I’m using the Crucial 96GB DDR5 kit at 5600MHz and it worked flawlessly with the old motherboard.

I’ve also tested multiple OS - Windows 11 Pro, ArchLinux, Fedora 40 and 41 (Gnome and KDE), Gentoo, NixOS. All of them experience a complete power off and reboot of the machine randomly. When I set the iGPU memory to Gaming in the BIOS, the crashes happen more frequently.

And now with the most recent Linux kernel 6.12 the issue also happens super frequently. I ran a few memtests (except the super slow ones) and everything was fine. I also reseated the RAM a couple of times - still the same thing.

And now that I’m reading about everyone else’s issues, I’m both happy and sad I’m not the only one.

I really hope a firmware or software update can fix the issue and not another mainboard replacement.

Kaukov · December 7, 2024, 8:41pm

Update:
The second module had dirty connectors (idk how that happened). After cleaning it, the laptop booted without issues. I’ll now test it for a few days and see if it crashes. If not, I’ll test with both modules again and hope everything will be fine.

I can’t edit my comment so I’m replying instead.

After digging deeper and testing the RAM again, it might be because of a faulty module. I started testing the modules on by one in each slot. The first module worked perfect in both slots. Then, after inserting the second module in the first slot, the system doesn’t boot and I get a POST code - 11000101 → 0xC5 → Restore system configuration stage 1

I have no idea what it actually means, but the system won’t boot even after more than 30 minutes left in this state.

I’ve contacted Crucial and will be waiting for a response next week. So most probably not Framework’s fault.

The laptop is also stable with the single working module - I haven’t had any crashes or freezes.

Kaukov · December 17, 2024, 8:09pm

Last update:

It seems the issue only occurs when I have both memory sticks inserted.
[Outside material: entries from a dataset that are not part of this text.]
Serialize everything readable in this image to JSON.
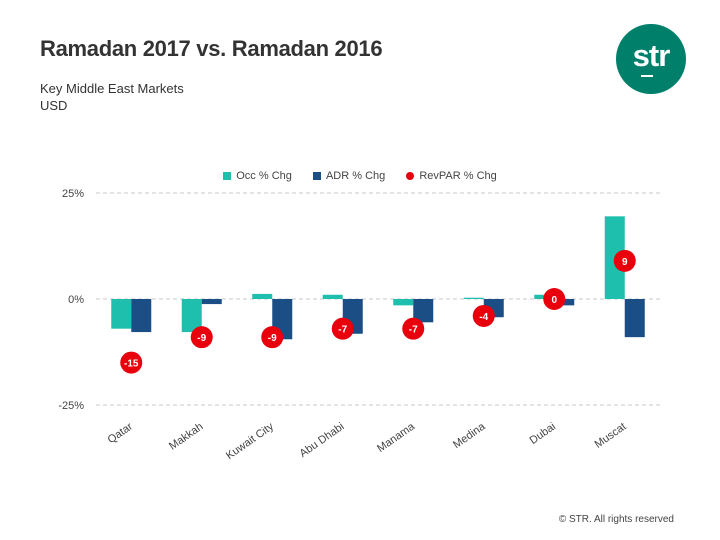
{
  "header": {
    "title": "Ramadan 2017 vs. Ramadan 2016",
    "subtitle_line1": "Key Middle East Markets",
    "subtitle_line2": "USD"
  },
  "logo": {
    "text": "str"
  },
  "footer": {
    "copyright": "© STR. All rights reserved"
  },
  "colors": {
    "occ": "#1fbfae",
    "adr": "#1a4e85",
    "revpar": "#e8000d",
    "grid": "#c8c8c8",
    "logo": "#00806b"
  },
  "chart_data": {
    "type": "bar",
    "title": "Ramadan 2017 vs. Ramadan 2016",
    "categories": [
      "Qatar",
      "Makkah",
      "Kuwait City",
      "Abu Dhabi",
      "Manama",
      "Medina",
      "Dubai",
      "Muscat"
    ],
    "series": [
      {
        "name": "Occ % Chg",
        "kind": "bar",
        "values": [
          -7.0,
          -7.8,
          1.2,
          1.0,
          -1.5,
          0.3,
          1.0,
          19.5
        ]
      },
      {
        "name": "ADR % Chg",
        "kind": "bar",
        "values": [
          -7.8,
          -1.2,
          -9.5,
          -8.2,
          -5.5,
          -4.3,
          -1.5,
          -9.0
        ]
      },
      {
        "name": "RevPAR % Chg",
        "kind": "marker",
        "values": [
          -15,
          -9,
          -9,
          -7,
          -7,
          -4,
          0,
          9
        ],
        "labels": [
          "-15",
          "-9",
          "-9",
          "-7",
          "-7",
          "-4",
          "0",
          "9"
        ]
      }
    ],
    "y_ticks": [
      25,
      0,
      -25
    ],
    "y_tick_labels": [
      "25%",
      "0%",
      "-25%"
    ],
    "ylim": [
      -25,
      25
    ],
    "xlabel": "",
    "ylabel": "",
    "grid": true,
    "legend_position": "top-center"
  }
}
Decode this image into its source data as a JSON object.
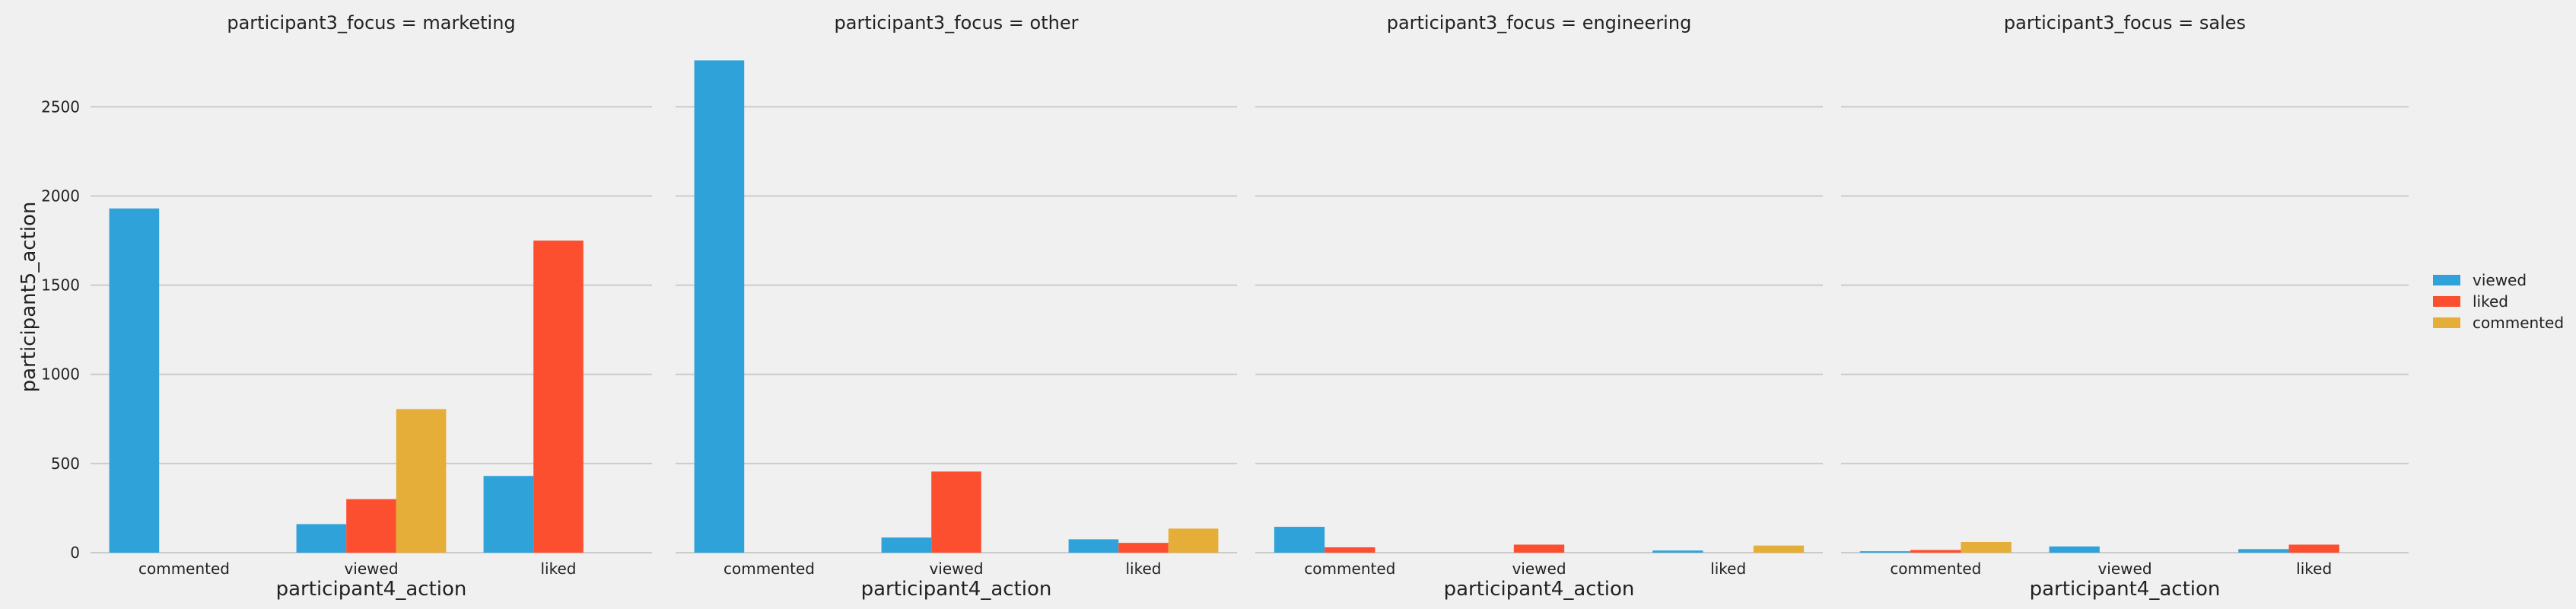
{
  "chart_data": {
    "type": "bar",
    "facet_variable": "participant3_focus",
    "facets": [
      {
        "title": "participant3_focus = marketing",
        "categories": [
          "commented",
          "viewed",
          "liked"
        ],
        "series": [
          {
            "name": "viewed",
            "values": [
              1930,
              160,
              430
            ]
          },
          {
            "name": "liked",
            "values": [
              null,
              300,
              1750
            ]
          },
          {
            "name": "commented",
            "values": [
              null,
              805,
              null
            ]
          }
        ]
      },
      {
        "title": "participant3_focus = other",
        "categories": [
          "commented",
          "viewed",
          "liked"
        ],
        "series": [
          {
            "name": "viewed",
            "values": [
              2760,
              85,
              75
            ]
          },
          {
            "name": "liked",
            "values": [
              null,
              455,
              55
            ]
          },
          {
            "name": "commented",
            "values": [
              null,
              null,
              135
            ]
          }
        ]
      },
      {
        "title": "participant3_focus = engineering",
        "categories": [
          "commented",
          "viewed",
          "liked"
        ],
        "series": [
          {
            "name": "viewed",
            "values": [
              145,
              null,
              12
            ]
          },
          {
            "name": "liked",
            "values": [
              30,
              45,
              null
            ]
          },
          {
            "name": "commented",
            "values": [
              null,
              null,
              40
            ]
          }
        ]
      },
      {
        "title": "participant3_focus = sales",
        "categories": [
          "commented",
          "viewed",
          "liked"
        ],
        "series": [
          {
            "name": "viewed",
            "values": [
              8,
              35,
              20
            ]
          },
          {
            "name": "liked",
            "values": [
              15,
              null,
              45
            ]
          },
          {
            "name": "commented",
            "values": [
              60,
              null,
              null
            ]
          }
        ]
      }
    ],
    "xlabel": "participant4_action",
    "ylabel": "participant5_action",
    "ylim": [
      0,
      2800
    ],
    "yticks": [
      0,
      500,
      1000,
      1500,
      2000,
      2500
    ],
    "grid": "horizontal",
    "legend": {
      "placement": "right",
      "entries": [
        "viewed",
        "liked",
        "commented"
      ]
    },
    "colors": {
      "viewed": "#30a2da",
      "liked": "#fc4f30",
      "commented": "#e5ae38"
    }
  }
}
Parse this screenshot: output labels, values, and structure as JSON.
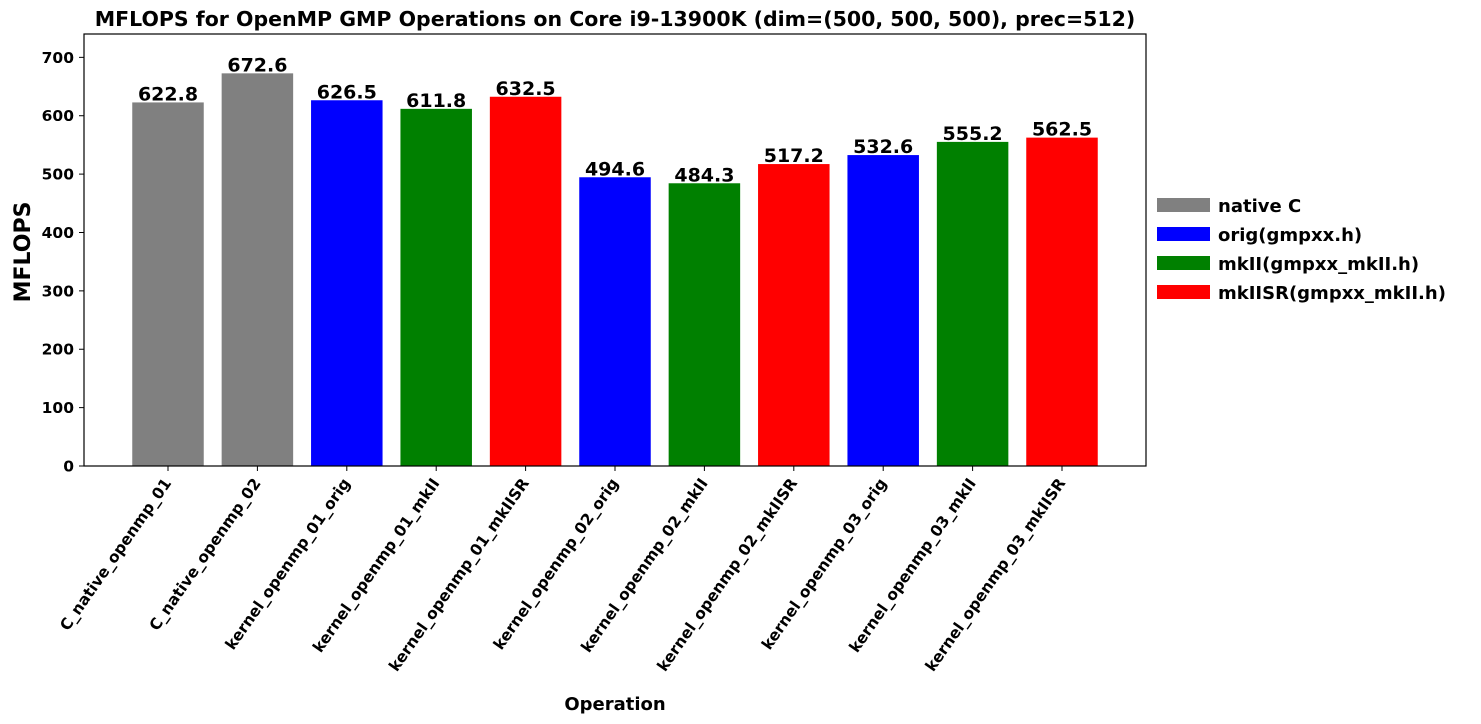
{
  "chart_data": {
    "type": "bar",
    "title": "MFLOPS for OpenMP GMP Operations on Core i9-13900K (dim=(500, 500, 500), prec=512)",
    "xlabel": "Operation",
    "ylabel": "MFLOPS",
    "ylim": [
      0,
      740
    ],
    "yticks": [
      0,
      100,
      200,
      300,
      400,
      500,
      600,
      700
    ],
    "grid": false,
    "legend_placement": "right-outside",
    "categories": [
      "C_native_openmp_01",
      "C_native_openmp_02",
      "kernel_openmp_01_orig",
      "kernel_openmp_01_mkII",
      "kernel_openmp_01_mkIISR",
      "kernel_openmp_02_orig",
      "kernel_openmp_02_mkII",
      "kernel_openmp_02_mkIISR",
      "kernel_openmp_03_orig",
      "kernel_openmp_03_mkII",
      "kernel_openmp_03_mkIISR"
    ],
    "values": [
      622.8,
      672.6,
      626.5,
      611.8,
      632.5,
      494.6,
      484.3,
      517.2,
      532.6,
      555.2,
      562.5
    ],
    "data_labels": [
      "622.8",
      "672.6",
      "626.5",
      "611.8",
      "632.5",
      "494.6",
      "484.3",
      "517.2",
      "532.6",
      "555.2",
      "562.5"
    ],
    "bar_groups": [
      0,
      0,
      1,
      2,
      3,
      1,
      2,
      3,
      1,
      2,
      3
    ],
    "legend": [
      {
        "name": "native C",
        "color": "#808080"
      },
      {
        "name": "orig(gmpxx.h)",
        "color": "#0000ff"
      },
      {
        "name": "mkII(gmpxx_mkII.h)",
        "color": "#008000"
      },
      {
        "name": "mkIISR(gmpxx_mkII.h)",
        "color": "#ff0000"
      }
    ]
  }
}
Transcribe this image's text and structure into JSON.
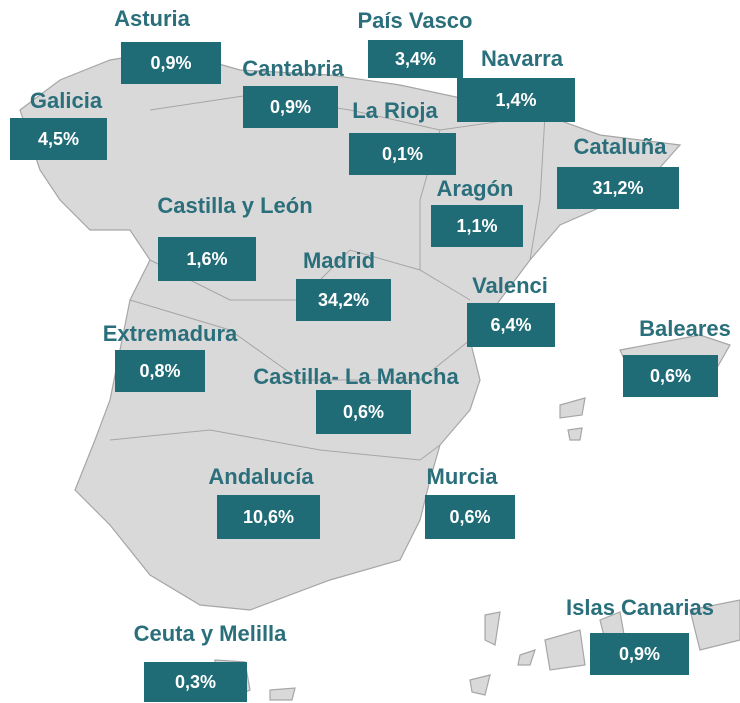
{
  "regions": [
    {
      "name": "Asturia",
      "value": "0,9%"
    },
    {
      "name": "País Vasco",
      "value": "3,4%"
    },
    {
      "name": "Cantabria",
      "value": "0,9%"
    },
    {
      "name": "Navarra",
      "value": "1,4%"
    },
    {
      "name": "Galicia",
      "value": "4,5%"
    },
    {
      "name": "La Rioja",
      "value": "0,1%"
    },
    {
      "name": "Cataluña",
      "value": "31,2%"
    },
    {
      "name": "Aragón",
      "value": "1,1%"
    },
    {
      "name": "Castilla y León",
      "value": "1,6%"
    },
    {
      "name": "Madrid",
      "value": "34,2%"
    },
    {
      "name": "Valenci",
      "value": "6,4%"
    },
    {
      "name": "Baleares",
      "value": "0,6%"
    },
    {
      "name": "Extremadura",
      "value": "0,8%"
    },
    {
      "name": "Castilla- La Mancha",
      "value": "0,6%"
    },
    {
      "name": "Andalucía",
      "value": "10,6%"
    },
    {
      "name": "Murcia",
      "value": "0,6%"
    },
    {
      "name": "Islas Canarias",
      "value": "0,9%"
    },
    {
      "name": "Ceuta y Melilla",
      "value": "0,3%"
    }
  ]
}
If only one stick is slotted in any of the slots the system is stable, but I get way less FPS in games. When both sticks are present, I get decent FPS, but the laptop shuts down in less than 5 minutes from launching the game.

I created a support ticket a month or more ago and still haven’t received a response so I might create a new one.

But both sticks run flawlessly on their own, MemTest86+ passes with flying colors. Even both sticks pass all MemTest86+ tests, but fail in real-world scenarios.

I’m now certain it’s a mainboard issue.

_ce · December 19, 2024, 11:25pm

Still seeing occassional crashes again, though due to different daily use of my laptop in the last month (mostly coding, compiling, I’m guessing not so heavy GPU stuff) its been about a month since the last crash.

I’ve noticed that my last crash in Nov as well as the last 2 crashes actually created a minidump indicating a DPC_WATCHDOG_VIOLATION. That doesn’t tell much but it does indicate a hanging driver for whatever reason.

The last 2 minidump seemed to involve winhvr.sys (WSL was running both times) but the Nov dump involved mmcss.sys. I’ve been adviced to “RAM shuffle” my RAM modules, which I’ll try in any case.

For what its worth: memory configuration is “Kingston DDR5 SODIMM FURY Impact 2x16GB 5600”, SSD is “WD Black SN770 1TB M.2 SSD”, driver is the latest pack from Framework (Unified AMD Ryzen 7040 Series Driver Bundle 2024-10-02), BIOS is 3.05 and Link State Power Management in advanced power options is set to Off.